Filing an Employment Discrimination Charge
A Do-It-Yourself Packet for Immigrant Workers
In 1986, Congress passed the Immigration Reform and Control Act (IRCA), which made it unlawful for employers to knowingly hire an undocumented worker and established an employment eligibility verification procedure that employers must follow to verify that employees are authorized to work in the United States. This procedure requires all employees to provide proof of their identity and authorization to work in the U.S. by filling out Form I-9. Given the increased immigration enforcement at the workplace, some employers may be afraid of being sanctioned (either with civil or criminal penalties) while others may be confused with the different types of new verification programs. As a result, some employers may refuse to hire immigrants and other workers who “look or sound” foreign. Other employers refuse to accept valid work authorization papers or will only hire individuals who are lawful permanent residents or U.S. citizens. For these reasons, IRCA also included antidiscrimination provisions that make it unlawful for employers to discriminate or retaliate against workers based on citizenship or immigration status; or to request certain or specific work authorization documents from workers.
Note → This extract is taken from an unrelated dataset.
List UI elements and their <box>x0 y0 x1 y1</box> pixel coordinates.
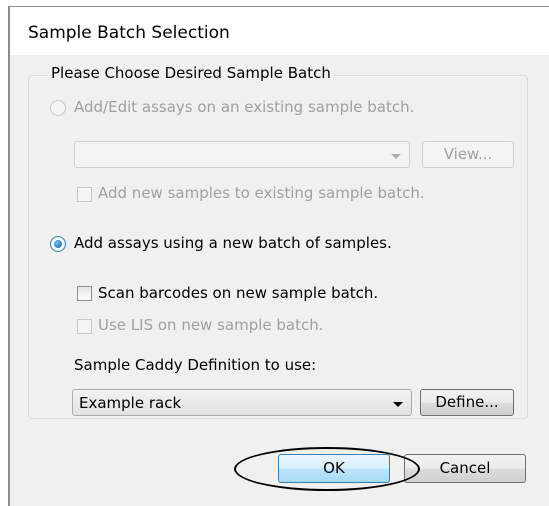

If you think an employer did not hire you because you are not a U.S. citizen, you “look or sound” foreign, or the employer wouldn’t accept your valid work authorization documents, you may be the victim of illegal employment discrimination under federal immigration law. This packet will provide you with information about your right to be free of employment discrimination, and how to file a discrimination charge to help you protect your rights as a worker.